En algún momento mientras cursaba el Profesorado en Letras pensaba que el profesional de la educación es el que diseña un recorrido: elegís material, planificás, leés, te preparás, ajustás al detalle la clase. Nada puede salir mal. Pero sale, porque el mundo que yo traigo y el que traen ellos no entra en el plan sino en el reinicio del plan. Los dos mundos crean otro nuevo: el soma de la clase, la comunicación. Una entidad. La criatura.
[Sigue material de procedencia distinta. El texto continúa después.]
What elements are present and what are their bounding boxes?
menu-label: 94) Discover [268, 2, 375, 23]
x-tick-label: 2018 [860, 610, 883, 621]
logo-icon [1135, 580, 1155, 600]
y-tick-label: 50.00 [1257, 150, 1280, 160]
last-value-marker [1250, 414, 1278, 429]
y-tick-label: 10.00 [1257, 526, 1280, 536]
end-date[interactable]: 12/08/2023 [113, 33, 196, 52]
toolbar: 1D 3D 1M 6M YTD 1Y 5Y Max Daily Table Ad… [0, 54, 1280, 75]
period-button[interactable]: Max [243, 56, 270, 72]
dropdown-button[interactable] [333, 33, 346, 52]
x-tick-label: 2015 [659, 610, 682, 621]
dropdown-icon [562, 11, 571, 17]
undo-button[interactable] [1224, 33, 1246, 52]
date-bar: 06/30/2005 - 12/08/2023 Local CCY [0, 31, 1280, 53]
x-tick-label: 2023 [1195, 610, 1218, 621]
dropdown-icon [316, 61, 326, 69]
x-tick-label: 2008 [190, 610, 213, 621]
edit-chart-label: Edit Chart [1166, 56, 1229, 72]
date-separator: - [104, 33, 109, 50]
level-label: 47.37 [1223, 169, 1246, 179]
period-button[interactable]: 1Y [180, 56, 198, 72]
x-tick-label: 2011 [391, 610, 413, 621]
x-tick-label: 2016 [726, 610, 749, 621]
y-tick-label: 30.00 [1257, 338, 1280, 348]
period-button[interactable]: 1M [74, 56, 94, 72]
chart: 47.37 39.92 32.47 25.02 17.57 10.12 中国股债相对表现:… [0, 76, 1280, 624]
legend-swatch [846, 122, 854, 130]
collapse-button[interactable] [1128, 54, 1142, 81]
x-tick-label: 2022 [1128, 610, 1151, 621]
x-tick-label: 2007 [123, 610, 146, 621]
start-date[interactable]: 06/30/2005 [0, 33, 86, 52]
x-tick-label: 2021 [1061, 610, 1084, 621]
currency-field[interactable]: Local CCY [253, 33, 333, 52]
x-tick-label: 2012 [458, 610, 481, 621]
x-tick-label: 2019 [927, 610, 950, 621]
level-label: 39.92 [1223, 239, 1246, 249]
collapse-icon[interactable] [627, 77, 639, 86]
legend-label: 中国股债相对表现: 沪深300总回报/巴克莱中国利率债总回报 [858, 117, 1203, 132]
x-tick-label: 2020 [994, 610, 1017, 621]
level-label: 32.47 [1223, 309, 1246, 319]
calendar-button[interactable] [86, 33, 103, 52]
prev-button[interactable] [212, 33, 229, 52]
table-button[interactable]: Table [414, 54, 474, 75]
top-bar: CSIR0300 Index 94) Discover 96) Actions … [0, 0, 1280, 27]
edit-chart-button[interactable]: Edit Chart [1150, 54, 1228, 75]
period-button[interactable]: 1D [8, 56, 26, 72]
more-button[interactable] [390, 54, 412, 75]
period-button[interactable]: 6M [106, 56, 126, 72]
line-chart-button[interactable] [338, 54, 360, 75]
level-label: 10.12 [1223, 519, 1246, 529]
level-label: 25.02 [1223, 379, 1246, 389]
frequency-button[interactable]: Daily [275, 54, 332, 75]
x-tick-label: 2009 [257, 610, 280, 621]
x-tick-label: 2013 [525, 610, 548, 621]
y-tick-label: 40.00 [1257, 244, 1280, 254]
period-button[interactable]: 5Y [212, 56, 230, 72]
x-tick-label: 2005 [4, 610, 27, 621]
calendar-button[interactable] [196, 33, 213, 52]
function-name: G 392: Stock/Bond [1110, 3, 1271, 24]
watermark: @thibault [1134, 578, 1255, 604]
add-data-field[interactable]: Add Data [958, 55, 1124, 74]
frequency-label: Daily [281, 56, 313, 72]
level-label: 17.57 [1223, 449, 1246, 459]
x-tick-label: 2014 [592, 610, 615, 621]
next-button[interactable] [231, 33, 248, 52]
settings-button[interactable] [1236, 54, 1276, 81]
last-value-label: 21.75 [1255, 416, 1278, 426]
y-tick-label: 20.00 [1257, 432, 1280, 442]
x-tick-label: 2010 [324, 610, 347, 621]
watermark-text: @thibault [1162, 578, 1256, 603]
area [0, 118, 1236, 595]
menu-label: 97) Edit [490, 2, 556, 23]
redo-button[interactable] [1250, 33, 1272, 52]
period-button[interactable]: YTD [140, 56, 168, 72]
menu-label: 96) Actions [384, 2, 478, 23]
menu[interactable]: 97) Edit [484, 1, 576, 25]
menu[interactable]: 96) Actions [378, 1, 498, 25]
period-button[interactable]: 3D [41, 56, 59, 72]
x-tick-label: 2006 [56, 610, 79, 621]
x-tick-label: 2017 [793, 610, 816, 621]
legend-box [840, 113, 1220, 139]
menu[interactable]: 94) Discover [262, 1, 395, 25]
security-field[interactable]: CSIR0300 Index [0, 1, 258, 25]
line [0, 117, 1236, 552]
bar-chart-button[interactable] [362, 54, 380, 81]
Si vieron La casa del dragón, lo van a recordar: frente a algunos que deberán probarse después, Rainiera reclama, le exige a su dragón (claim a dragon) el reconocimiento del pacto. Es decir: se aproxima a la criatura, y su cuerpo estalla por dentro porque no sabe si sobrevivirá, pero avanza. Se aproxima, eleva su voz y pronuncia el nombre del dragón. El animal abre su boca y enciende sus ojos, se agazapa. No soporta tener que responder al mandato. Pero cuando parece que va a quemarla, agacha su cabeza y ambos respiran, se huelen, se reconocen y se comunican. Cuando ví esa escena pensé: esto también es el aula: declinar un poder, la posibilidad de que seas quemado, el rechazo y la seducción. Los dos estallan y tienen miedo. La criatura es tan real como fantástica. Y quien habla con ella, tiene el mandato de comunicación: los une un mundo, una sangre.
No es para cualquiera dar clases. Es para quienes se reconocen. Esa respiración, esa metamorfosis entre dos mundos que se reclaman juntos. Piensen: ante todo hay que ser un ser humano arriesgado y poderoso para ser docente. Entonces: no lucho contra el aula, la reclamo para mí.
¿Podemos morir quemados? Sí. Si no vamos a renovar ningún pacto, si no hay lazo y mandato con el dragón, es posible que, con el tiempo, nos quememos un poco. Pero también tomen nota quienes desprestigian o ajustan este trabajo porque ¿vendrían a reclamar con nosotros y en las mismas condiciones?